Il y a un mois, le monde agricole se mobilisait très largement, partout en France, pour dénoncer sa situation devenue insupportable, faute de prix rémunérateurs, d’égalité face aux normes et par manque de reconnaissance. Pourtant, la souveraineté alimentaire est un enjeu crucial. Ils étaient des milliers à bloquer les routes, à manifester pour exiger la prise en compte de leur travail et la revalorisation du prix de leurs productions, face à l’agro-industrie et à la grande distribution qui n’en finissent plus de réaliser des gros profits sur le dos des producteurs et des éleveurs.
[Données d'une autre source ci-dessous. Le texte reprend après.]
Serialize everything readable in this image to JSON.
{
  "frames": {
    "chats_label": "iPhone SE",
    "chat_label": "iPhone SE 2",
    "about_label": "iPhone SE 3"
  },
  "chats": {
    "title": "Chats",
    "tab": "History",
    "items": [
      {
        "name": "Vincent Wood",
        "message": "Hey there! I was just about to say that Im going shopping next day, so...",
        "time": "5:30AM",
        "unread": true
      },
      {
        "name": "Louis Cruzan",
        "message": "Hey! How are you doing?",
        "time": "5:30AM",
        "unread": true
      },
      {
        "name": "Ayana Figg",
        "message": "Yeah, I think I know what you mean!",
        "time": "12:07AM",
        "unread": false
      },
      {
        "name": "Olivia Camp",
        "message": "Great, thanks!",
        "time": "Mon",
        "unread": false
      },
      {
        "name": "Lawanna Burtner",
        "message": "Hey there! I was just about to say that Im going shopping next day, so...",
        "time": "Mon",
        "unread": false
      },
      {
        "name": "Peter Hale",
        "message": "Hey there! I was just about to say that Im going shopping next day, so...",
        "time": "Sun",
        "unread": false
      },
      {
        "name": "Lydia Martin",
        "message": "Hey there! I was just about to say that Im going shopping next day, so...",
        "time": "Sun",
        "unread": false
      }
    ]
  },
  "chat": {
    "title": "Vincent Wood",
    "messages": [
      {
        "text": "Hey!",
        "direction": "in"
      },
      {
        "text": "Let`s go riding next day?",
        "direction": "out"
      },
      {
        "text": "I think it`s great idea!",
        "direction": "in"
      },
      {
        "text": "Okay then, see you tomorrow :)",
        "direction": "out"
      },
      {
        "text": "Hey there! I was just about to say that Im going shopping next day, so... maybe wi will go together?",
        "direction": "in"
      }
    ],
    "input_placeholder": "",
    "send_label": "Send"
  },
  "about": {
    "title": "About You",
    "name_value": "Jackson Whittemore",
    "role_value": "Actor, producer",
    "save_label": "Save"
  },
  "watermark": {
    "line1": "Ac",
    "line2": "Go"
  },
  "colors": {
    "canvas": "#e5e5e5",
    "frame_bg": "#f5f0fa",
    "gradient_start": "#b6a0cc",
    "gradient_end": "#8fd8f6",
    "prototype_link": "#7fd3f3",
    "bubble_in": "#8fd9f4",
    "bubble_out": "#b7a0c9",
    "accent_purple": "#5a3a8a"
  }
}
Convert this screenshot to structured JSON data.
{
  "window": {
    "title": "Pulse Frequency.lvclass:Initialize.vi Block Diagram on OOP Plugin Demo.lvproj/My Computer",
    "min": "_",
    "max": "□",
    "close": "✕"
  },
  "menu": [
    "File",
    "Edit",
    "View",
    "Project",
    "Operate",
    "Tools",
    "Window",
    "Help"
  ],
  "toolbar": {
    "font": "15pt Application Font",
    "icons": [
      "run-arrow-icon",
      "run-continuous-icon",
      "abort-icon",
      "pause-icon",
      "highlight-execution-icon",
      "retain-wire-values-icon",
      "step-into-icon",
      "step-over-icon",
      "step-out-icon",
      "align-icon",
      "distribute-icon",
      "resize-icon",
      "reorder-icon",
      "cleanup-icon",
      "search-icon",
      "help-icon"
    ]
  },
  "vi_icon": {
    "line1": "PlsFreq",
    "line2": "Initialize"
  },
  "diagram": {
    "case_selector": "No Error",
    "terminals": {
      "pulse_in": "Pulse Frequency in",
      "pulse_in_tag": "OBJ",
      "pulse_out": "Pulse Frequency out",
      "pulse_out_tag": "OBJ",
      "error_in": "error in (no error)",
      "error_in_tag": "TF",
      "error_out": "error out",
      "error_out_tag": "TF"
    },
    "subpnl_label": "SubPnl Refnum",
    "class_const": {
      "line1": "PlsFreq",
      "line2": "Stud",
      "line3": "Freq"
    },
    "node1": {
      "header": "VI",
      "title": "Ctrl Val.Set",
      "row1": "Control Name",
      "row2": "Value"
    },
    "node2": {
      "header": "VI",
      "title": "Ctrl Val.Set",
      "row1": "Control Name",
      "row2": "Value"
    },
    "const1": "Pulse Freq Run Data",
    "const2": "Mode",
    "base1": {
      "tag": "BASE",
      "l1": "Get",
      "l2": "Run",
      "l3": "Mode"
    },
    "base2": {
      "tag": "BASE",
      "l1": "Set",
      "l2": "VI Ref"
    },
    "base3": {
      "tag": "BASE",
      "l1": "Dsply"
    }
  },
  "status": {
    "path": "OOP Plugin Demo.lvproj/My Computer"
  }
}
La colère paysanne a gagné la France après que d’autres grandes manifestations européennes se soient déclarées, en Allemagne, en Italie, en Espagne ou au Danemark. Partout les mêmes revendications, une rémunération à la hauteur du travail, la prise en compte des efforts effectués dans le cadre de la transition écologique, la fin de la distorsion de la concurrence organisée par les traités de libre-échange. 

En France, alors que le gouvernement, et la droite au sens large, portent la responsabilité de la dérégulation des marchés agricoles, de la concurrence déloyale de produits importés, de la financiarisation des productions, tous se sont empressés de pointer du doigt l’excès de normes sociales et environnementales et d’apporter un soutien inconditionnel au syndicat agricole majoritaire FNSEA, dirigé par Arnaud Rousseau, agriculteur céréalier mais surtout négociant et patron du groupe agro-alimentaire Avril. La FNSEA co-gère la politique agricole avec le gouvernement, elle a donc sa part de responsabilité dans la crise de l’agriculture française et européenne. Pas étonnant que les autres syndicats agricoles aient vu d’un mauvais œil les négociations d’urgence entre le nouveau Premier ministre et la direction de la FNSEA.

Des négociations qui ont abouti à des simplifications administratives, la remise en cause du plan Écophyto 2030 (objectifs de réduction d’utilisation de produits phytosanitaires) ainsi qu’une aide supplémentaire de 150 millions d’euros pour les éleveurs. Rien sur les prix planchers, les revenus du travail ou les traités de libre-échange. Pour Pierre Thomas, président du Modef : « Ces annonces me mettent en colère… N’aurions-nous qu’un problème de paperasse ? ». Pour Véronique Marchesseau de la Confédération paysanne : « De toute façon, le plan Écophyto avait déjà été déshabillé de ses objectifs ». En résumé, les discussions organisées entre le gouvernement, la FNSEA et sa branche Jeunes Agriculteurs, ont fait beaucoup de bruit mais ont accouché d’une souris. Pour rassurer sa base, la FNSEA a déclaré qu’elle levait les blocages mais que le mouvement se transformait et se poursuivrait. Reste à savoir sur quelles revendications et si l’ensemble du monde agricole en sera partie prenante. À quelques mois des élections européennes, le salon de l’agriculture qui débute devrait bousculer le gouvernement.